Due to the fact that there is a new data set each week the first thing that made participation really worthwhile for me was challenging yourself with data you might not have looked at otherwise. Data for Tidy Tuesday comes from a variety of sources and so the chances are high that it might be outside of your usual interests.

Additionally, when you actively follow #TidyTuesday you see a lot of great visualisations that often come with the code to create them. This way you will discover new themes, packages and ways to visualise and handle data that you might not have thought of yourself.

Finally, there are usually less than 24 hours between the dataset being posted and the peak of activity with #TidyTuesday. Thus, you do not have that much time to come up with something. This forces you to make compromises and to not fall into a deep rabbit hole of perfectionism, which is something I personally am very prone to.

In fact, some of the outcomes I have produced are definitely in need of further work, but as long as one is aware of that, it is probably not too bad? My personal goal is to not spend more than 90 minutes on each data set, which lead to some of the results I created being a bit half-baked. Still working with the data and trying to come up with a visualisation was still a useful experience.

Learning things

So, what have I learnt? By going through the code I could compile quite a list of countable things:


  • hrbrthemes – A nice collection of ggplot2 themes.
  • waffle – Waffle plots for ggplot2, although I have not actively used it, I became aware of it through others’ visualisations and plan to use it for a future data visualisation project.


  • dplyr::top_n – A nice way to avoid constructions of arrange() %>% slice().
  • tidytext::reorder_within (and friends) – Modify factors for rearranging them inside of ggplot2 facets.
  • base::format – How I never came across this before is beyond me and it does exactly what you expect: formatting things, typically numbers.
  • cowplot::ggdraw – Can be used to colour the graphics device, which is incredibly useful when having a plot on a dark background.


  • The IBM Plex Sans font, which looks pretty nice. The hrbrthemes package provides tools to install it.
  • The nrow argument to ggplot2::guide_legend, specifying the number of rows a ggplot2 legend has. Similar to format I am quite surprised that I only learned about it recently.

Beyond this list, it is nonetheless the most important thing to regularly move outside of your comfort zone and force yourself to try to create something potentially interesting within a short time frame, out of some data you might never have explored otherwise. Sometimes you will not be happy with whatever you created, fortunately no one will rip you apart for it; at the end of the day making mistakes, even in public, is crucial for learning things.

Some visualisations

To wrap things up and to not end a post about visualisations without showing any of those, below is some output generated as part of Tidy Tuesday. The full code for all visualisations is on my Gitlab page.

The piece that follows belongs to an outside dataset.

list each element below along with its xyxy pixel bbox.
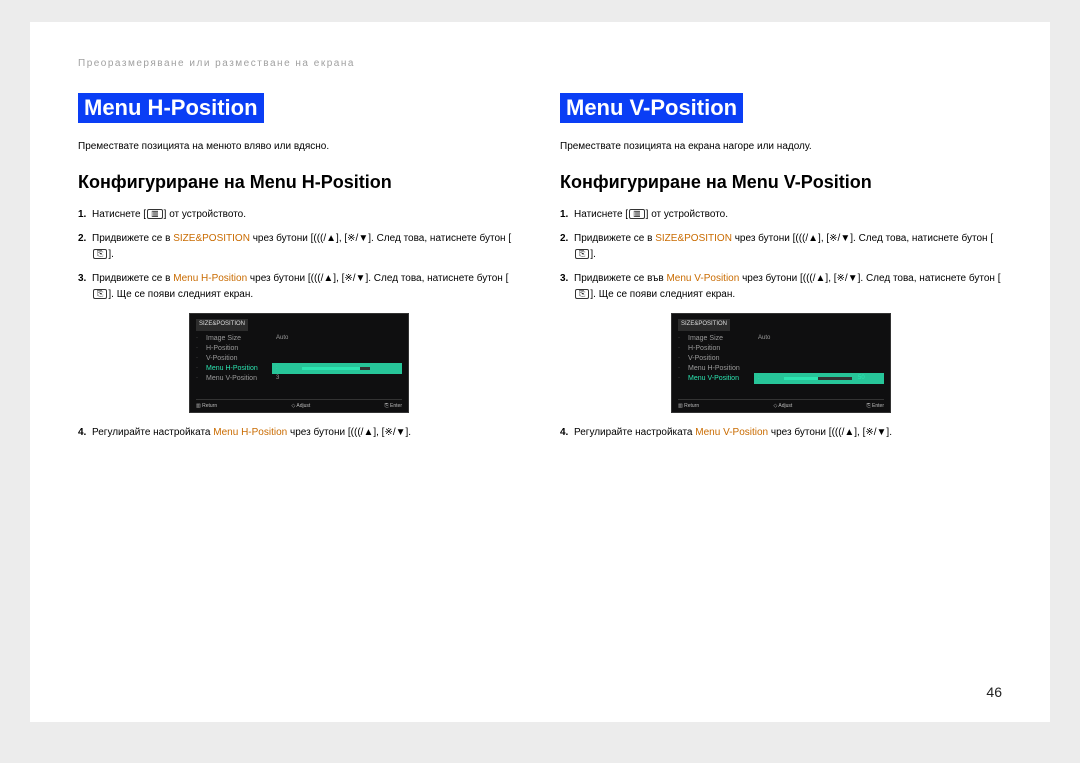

The first one shows the percentage of people who commute by bike per US state. The original data was supplemented with map data from the rnaturalearth package, with the two sub-maps inserted using ggplot2::annotation_custom.

bike_commute_map The second one I am including here shows the results form the New Zealand Bird of the Year vote using different voting systems. Here, reordering within facets turned out to be very useful to have the birds in order of the voting results. I have adapted this plot a bit for the smaller size on this website compared to the original version.


Challenging yourself to move out of your comfort zone potentially has great benefit, as you likely will learn a lot of things while doing so. Participating in #TidyTuesday to practice your R skills regardless of your experience with the language is a low-threshold way of getting your hands dirty with some data and learn from it.